I didn't directly ask Michael, but by reading between the lines of what he was relaying, I got the sense that a good 50%-55% of the chillier than expected reception by Shi'a in the south could be attributed to continuing fear that Saddam loyalists, fedayeen etc. will avenge "traitorous" behavior were coalition forces were to move on leaving the population unprotected. Another 25% or so might be attributed to how quickly water supplies and other humanitarian aid gets up and running effectively. The remaining 20-25% or so could be attributed to the fears underpinning the Iraqi peasant's query, ie. why are coalition forces in Iraq? To liberate or occupy? In addition, where more civilian deaths occurred due to the allied campaign the mood appeared, predictably, more cautious regarding U.S./U.K. intentions.

The lessons are clear. Fedayeen and other Saddam loyalists must be eliminated or apprehended as expeditiously as possible. Major attention needs to be focused on ensuring rapid delivery of humanitarian aid. That takes care of the underlying causes of about 75% of the suspicion among Iraqi civilians about U.S. intentions.
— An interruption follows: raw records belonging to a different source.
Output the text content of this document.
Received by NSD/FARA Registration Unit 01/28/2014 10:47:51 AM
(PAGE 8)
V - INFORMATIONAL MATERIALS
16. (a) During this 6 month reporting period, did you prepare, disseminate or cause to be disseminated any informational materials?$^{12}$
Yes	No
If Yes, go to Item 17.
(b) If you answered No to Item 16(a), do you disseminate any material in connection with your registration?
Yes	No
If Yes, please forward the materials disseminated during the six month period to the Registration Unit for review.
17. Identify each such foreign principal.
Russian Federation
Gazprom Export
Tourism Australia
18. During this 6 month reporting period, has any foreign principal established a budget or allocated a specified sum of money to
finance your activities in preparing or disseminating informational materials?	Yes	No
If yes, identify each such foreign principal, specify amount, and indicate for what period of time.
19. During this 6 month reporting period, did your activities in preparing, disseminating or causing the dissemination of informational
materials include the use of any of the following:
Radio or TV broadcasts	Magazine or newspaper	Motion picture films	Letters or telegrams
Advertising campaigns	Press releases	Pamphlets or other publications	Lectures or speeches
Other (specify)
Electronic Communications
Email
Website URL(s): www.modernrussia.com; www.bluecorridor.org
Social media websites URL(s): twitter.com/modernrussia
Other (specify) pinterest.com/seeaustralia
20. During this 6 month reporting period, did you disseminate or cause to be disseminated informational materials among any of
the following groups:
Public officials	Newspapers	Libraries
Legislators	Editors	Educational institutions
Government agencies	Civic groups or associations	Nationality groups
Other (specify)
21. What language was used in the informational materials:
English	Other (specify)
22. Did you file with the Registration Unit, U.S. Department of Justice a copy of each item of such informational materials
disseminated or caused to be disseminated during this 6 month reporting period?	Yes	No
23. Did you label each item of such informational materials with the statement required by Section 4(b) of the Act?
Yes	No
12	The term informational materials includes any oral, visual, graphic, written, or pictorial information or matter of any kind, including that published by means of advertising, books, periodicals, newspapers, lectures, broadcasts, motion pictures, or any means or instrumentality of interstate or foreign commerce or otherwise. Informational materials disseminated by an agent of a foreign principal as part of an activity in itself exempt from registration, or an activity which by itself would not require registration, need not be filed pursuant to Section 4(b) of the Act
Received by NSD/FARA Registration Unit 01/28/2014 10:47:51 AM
Then the even harder and more nuanced task(s) awaits. The U.S. will have to make all best efforts to ensure that an interim coalition administration hands power over to the Iraqis with dispatch. That said, however, a strong coalition presence will be needed to stem revanchist killings and ensure the territorial integrity of Iraq--a benign MacArthur if you will. So it's going to be a tough balancing act--and all this once the conflict is won. Remember, this is just day 18 of the war. Major tasks await both to conclude the conflict and effectively win the peace.

posted by Gregory| 4/06/2003 05:35:00 PM
 

Syria Watch

O.K. so maybe I was wrong that Dubya has been telling Rummy to cool it recently on Syria and Iran--if the NYT got this story right.

"Shortly after Defense Secretary Donald H. Rumsfeld issued a stark warning to Iran and Syria last week, declaring that any "hostile acts" they committed on behalf of Iraq might prompt severe consequences, one of President Bush's closest aides stepped into the Oval Office to warn him that his unpredictable defense secretary had just raised the specter of a broader confrontation. Mr. Bush smiled a moment at the latest example of Mr. Rumsfeld's brazenness, recalled the aide. Then he said one word — "Good" — and went back to work."

It does bear noting that Dave Sanger gets it wrong when he describes Rummy's statements as prompting 1441ish "severe consequences." I have Rummy's exact statement (and some analysis) here and, as the transcript shows, the phrase "severe consequences" wasn't used.

That said, I'm a bit alarmed by Dubya's reaction. I still think we should be handling this issue with Damascus off the public airwaves in private channels. We have an Embassy in Damascus and active diplomatic relations with that country. Colin Powell can pick up the phone and call his Syrian counterpart, Farouk Shara, anytime. Leaking to the NYT that the President, reacting to Rummy's press conference statements on Syria, simply smiled and says "good" won't go over too well in Damascus and points beyond.

Nor does it inspire much confidence that top-down policy formulation is taking place within the Beltway. Too often with this Administration, policy tortuously emerges after protracted in-fighting between the Pentagon and State Department. With major issues like this, where Rumsfeld's comment can contribute to potential regionalization of the conflict and fan suspicions among Arabs (and Iranians) that other countries are on the U.S. regime change list--we should expect that the White House has provided coordinated marching orders to both Foggy Bottom and Defense.

Instead, it appears this may be another Rummy free-lancing episode. Of course, if Syria is miscalculating and providing succor to the enemy through manpower and materiel transfers of material scope--such "shots across the bow" are likely justified. But I have to suspect we'd do better with Bashar Assad regarding having him cooperate more through concerted private diplomacy. More soon.

UPDATE: Ross Douthat over at the American Scene has a good post up on the whole Iran/Syria angle.